Strongsville Baseball Alumni Question & Answer
Kris Hall – Class of 2009
Current Pitcher – Oakland Athletics Organization
Since graduating from Strongsville High School, you have had the opportunity to sign an NCAA Letter of Intent to a D1 college baseball team, then transfer and become an NAIA All-American and pitch in the NAIA College World Series for Lee University. Finally, you were drafted by the Oakland Athletics in the 8th round of the 2012 draft last June. Describe how far you’ve come from a freshman in college to a professional pitcher.
Kris: Cleveland State was a great experience but was not for me and I did not feel I was making strides to get better as a player most of all. After transferring to Lee I really got reenergized about the game and really enjoyed going to the weight room, training room, ball park, and etc. I think the biggest stride I have made from freshman year till now, is I have grown up and become a man. I do not take my responsibilities lightly. I have always had a good work ethic but I think I have gained more knowledge and how to apply it to the game.
Since signing a pro contract, what’s been the most memorable moment in your pro career?
Kris: I have so many memories that I can’t really pin point one but I have a few. Striking out the side against Team USA when I played for the Gastonia Grizzlies in the Coastal Plains Summer League, Being named to the NAIA All-American team last year and of course being drafted are also accomplishments that I treasure.
What was it like pitching for Lee University in the NAIA College World Series?
Kris: Anytime you get to play in a highly competitive atmosphere like that is special, but mainly the memories you share with your teammates, because you will carry those with you the rest of your life, not just the results of the games.
You’ve always been regarded as a highly athletic pitcher who has the ability to run your fastball up in the 95-96mph range. What do you attribute to that success? Mechanics, mental game, training, maturity, etc?
Kris: My work ethic has always carried me, I knew from a young age I was not as gifted as a lot of others and I had to work harder to get the results I wanted. Being able to step on the mound knowing you did all you could to prepare yourself for the start or that at bat is very reassuring, mentally and physically.
Is there a big-league pitcher you try to emulate or compare yourself to? If so, explain why.
Kris: I’m old school. I have always really enjoyed Nolan Ryan and the way he just attacked and attacked, granted he threw a bit harder but I think pitchers today get away from being aggressive and “nibble” a little too much in the zone. Be aggressive and go after every hitter regardless of who it is or what level of baseball you are at. Remember the odds are always on the pitcher’s favor.
What’s the best thing about professional baseball that most people never consider or are unaware of?
Kris: I would have to say the friendships you make with your teammates. We spend everyday together for about 6-8 months, so having a few buddies to hang out with makes it a lot more fun, especially when things are not going so well.

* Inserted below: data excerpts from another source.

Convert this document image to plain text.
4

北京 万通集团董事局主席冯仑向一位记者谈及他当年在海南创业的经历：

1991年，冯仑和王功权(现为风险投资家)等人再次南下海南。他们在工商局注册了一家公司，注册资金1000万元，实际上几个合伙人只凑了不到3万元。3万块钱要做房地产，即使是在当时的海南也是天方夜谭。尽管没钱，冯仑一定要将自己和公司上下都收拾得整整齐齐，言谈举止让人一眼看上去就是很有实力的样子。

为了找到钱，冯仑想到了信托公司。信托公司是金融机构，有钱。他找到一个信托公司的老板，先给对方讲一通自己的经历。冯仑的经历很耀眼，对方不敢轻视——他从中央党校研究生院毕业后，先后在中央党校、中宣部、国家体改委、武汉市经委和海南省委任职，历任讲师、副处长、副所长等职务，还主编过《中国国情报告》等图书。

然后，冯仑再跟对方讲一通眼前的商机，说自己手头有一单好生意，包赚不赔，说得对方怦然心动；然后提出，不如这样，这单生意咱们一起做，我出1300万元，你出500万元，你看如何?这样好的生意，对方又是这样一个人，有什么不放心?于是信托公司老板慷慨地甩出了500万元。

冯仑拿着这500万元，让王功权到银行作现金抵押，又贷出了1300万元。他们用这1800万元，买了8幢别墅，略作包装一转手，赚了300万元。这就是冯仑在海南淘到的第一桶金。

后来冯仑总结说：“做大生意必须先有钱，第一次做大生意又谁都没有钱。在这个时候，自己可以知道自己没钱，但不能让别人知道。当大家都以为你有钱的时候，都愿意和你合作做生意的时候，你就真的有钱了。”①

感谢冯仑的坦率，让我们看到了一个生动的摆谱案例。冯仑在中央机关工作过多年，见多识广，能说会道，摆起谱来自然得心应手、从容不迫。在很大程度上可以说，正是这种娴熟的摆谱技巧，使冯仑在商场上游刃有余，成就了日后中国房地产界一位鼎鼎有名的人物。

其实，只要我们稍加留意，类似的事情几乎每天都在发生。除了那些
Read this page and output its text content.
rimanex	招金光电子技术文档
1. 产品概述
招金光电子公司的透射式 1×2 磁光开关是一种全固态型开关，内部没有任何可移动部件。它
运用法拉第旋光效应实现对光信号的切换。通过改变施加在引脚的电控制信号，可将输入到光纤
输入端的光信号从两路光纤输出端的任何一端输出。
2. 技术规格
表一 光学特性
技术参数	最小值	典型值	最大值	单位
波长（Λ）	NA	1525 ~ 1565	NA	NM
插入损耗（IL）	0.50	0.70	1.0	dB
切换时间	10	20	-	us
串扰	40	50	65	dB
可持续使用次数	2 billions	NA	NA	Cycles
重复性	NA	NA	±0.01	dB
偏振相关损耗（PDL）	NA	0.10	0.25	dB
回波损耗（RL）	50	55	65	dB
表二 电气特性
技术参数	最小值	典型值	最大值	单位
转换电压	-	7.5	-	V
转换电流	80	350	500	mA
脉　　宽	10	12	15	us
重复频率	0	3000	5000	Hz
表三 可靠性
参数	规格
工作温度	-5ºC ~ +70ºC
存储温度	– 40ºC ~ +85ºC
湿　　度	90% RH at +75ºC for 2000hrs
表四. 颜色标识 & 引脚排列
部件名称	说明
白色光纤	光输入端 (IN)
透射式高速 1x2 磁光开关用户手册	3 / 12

What’s the worst thing about professional baseball that most people never consider or are unaware of?
Kris: I spent the past summer in Burlington, VT, playing for the Vermont Lake Monsters and we were a little farther from the other teams in the New York Penn League. Our bus rides were anywhere from 4-13 hours and after awhile it gets pretty tough to get rested and stay up on your nutrition.
Describe the typical day in the minor leagues as a pitcher.
Kris: People always think that pitchers don’t do anything, but it is quite the opposite. We would show up to the ball park at around 1:30 to run, throw and get our workouts in, mind you our games were not till 7. Then we get a break or head to the training room if you need to get some more work done. After that we have to shag batting practice for about an hour, then hopefully you could just hang out until the game. But pitchers have a lot of work to get done before the game even starts to prepare for their next game.
What are your plans after professional baseball? What do you see yourself doing?
Kris: I still have about a year left of school, so I would definitely go back and finish up. I haven’t given it too much thought but I would love to get into baseball if the opportunity presented itself.
If you could give a current Strongsville baseball player any advice, what would it be?
Kris: Just give it your all, be open to learn new things, and enjoy the game. We are all not promised to play and eventually everyone has to retire, so enjoy the game and approach it with a positive attitude because it is a privilege to get to play, not a right. I still look back at my experiences that I had with my teammates throughout high school and trust me they will mean more than you can even imagine right now.